Cuando el alcance del Estado se extiende de ese modo, la política deja de ser un ámbito delimitado para convertirse en el eje que organiza la totalidad de la vida social y se introduce en el ámbito privado vía impuesto o vía subsidio, donde siempre hay quien paga y quien recibe. En esas condiciones, la política pasa de ser lo que Walzer describe como decente para convertirse en una lucha competitiva por ganar clientes ofreciendo productos. La competencia política -que debería ser cosa del mercado, es decir de la vida privada y no de la política-  adquiere un carácter absoluto, porque lo que está en juego no es solo la orientación de las políticas públicas, sino el control de los mecanismos que condicionan la autonomía individual por ambas vías.

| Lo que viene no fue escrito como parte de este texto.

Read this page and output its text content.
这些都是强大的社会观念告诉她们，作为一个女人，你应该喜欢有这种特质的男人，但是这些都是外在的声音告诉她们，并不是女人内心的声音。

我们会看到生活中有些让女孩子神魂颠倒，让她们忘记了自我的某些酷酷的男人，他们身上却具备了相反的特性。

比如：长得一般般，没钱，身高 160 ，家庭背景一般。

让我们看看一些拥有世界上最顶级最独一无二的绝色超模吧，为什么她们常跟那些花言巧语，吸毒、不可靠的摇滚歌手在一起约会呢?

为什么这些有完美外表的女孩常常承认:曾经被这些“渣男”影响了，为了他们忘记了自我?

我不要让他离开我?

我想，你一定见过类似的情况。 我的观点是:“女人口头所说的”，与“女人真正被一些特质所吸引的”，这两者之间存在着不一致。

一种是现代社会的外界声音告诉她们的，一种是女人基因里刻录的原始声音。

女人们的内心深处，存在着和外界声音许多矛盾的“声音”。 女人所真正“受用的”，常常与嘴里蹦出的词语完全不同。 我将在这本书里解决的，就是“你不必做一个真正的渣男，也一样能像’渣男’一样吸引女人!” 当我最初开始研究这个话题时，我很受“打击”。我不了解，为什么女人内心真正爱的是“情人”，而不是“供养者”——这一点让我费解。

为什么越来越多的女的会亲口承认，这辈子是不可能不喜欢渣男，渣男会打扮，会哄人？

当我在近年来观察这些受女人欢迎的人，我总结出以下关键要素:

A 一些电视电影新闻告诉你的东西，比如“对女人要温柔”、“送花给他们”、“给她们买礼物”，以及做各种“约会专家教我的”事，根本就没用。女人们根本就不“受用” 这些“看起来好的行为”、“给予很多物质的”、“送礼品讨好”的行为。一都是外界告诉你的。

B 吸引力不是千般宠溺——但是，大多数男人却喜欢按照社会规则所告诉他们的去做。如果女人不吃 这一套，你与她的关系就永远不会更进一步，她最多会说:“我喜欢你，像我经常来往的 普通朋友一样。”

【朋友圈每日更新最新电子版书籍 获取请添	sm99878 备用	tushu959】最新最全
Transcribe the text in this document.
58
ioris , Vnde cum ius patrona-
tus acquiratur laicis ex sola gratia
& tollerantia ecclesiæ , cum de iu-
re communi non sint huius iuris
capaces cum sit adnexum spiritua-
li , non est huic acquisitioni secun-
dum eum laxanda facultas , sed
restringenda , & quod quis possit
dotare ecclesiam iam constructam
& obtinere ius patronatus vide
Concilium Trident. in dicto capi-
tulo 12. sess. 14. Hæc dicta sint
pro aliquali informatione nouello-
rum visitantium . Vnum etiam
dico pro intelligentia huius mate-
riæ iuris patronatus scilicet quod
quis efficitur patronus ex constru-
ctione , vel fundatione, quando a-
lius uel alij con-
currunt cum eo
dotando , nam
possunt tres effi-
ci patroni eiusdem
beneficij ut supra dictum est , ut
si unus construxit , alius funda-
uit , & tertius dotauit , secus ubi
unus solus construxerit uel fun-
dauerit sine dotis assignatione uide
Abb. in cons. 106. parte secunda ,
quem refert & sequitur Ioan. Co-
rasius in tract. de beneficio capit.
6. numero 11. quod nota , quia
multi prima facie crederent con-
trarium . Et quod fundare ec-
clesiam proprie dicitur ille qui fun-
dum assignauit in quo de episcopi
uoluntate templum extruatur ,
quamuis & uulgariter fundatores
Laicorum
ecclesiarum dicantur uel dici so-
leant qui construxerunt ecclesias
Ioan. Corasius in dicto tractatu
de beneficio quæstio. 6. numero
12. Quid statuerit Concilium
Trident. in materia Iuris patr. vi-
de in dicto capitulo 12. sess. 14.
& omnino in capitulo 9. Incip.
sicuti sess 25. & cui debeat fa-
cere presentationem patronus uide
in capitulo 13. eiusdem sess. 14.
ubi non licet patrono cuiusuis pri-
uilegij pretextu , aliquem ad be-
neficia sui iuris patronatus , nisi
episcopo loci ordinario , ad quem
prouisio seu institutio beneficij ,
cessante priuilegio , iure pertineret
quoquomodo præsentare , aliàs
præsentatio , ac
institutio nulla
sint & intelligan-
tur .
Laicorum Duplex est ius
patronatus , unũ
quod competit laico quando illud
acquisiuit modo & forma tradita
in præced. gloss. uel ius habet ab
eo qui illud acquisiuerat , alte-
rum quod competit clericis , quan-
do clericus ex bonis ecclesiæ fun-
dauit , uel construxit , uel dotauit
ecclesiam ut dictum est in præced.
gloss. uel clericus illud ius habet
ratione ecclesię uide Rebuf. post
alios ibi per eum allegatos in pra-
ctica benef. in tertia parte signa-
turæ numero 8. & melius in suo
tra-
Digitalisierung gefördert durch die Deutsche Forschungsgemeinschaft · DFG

La consecuencia es previsible: aumenta el incentivo para utilizar cualquier medio disponible, se debilitan los frenos morales y la apelación a la decencia pierde eficacia, no por irrelevante, sino por insuficiente frente a una estructura que premia la ocupación del poder sin restricciones efectivas.

Por eso, la recuperación de una política decente exige algo más que la adhesión a principios éticos compartidos. Requiere una reconsideración del alcance del poder estatal y una restitución efectiva del espacio propio de la sociedad civil. Allí donde el ciudadano puede decidir, asociarse, crear y disentir sin tutela, la política recupera su función limitada. La cuestión decisiva, en consecuencia, no es únicamente si es posible una política moralmente exigente, sino si existe la voluntad de sostener un orden en el que el poder esté efectivamente limitado y la libertad no sea una concesión reversible. Esto no nos liberará de tener que, en ocasiones, digerir un gobierno indecente, pero, en todo caso, al menos tendrá menos espacio donde serlo.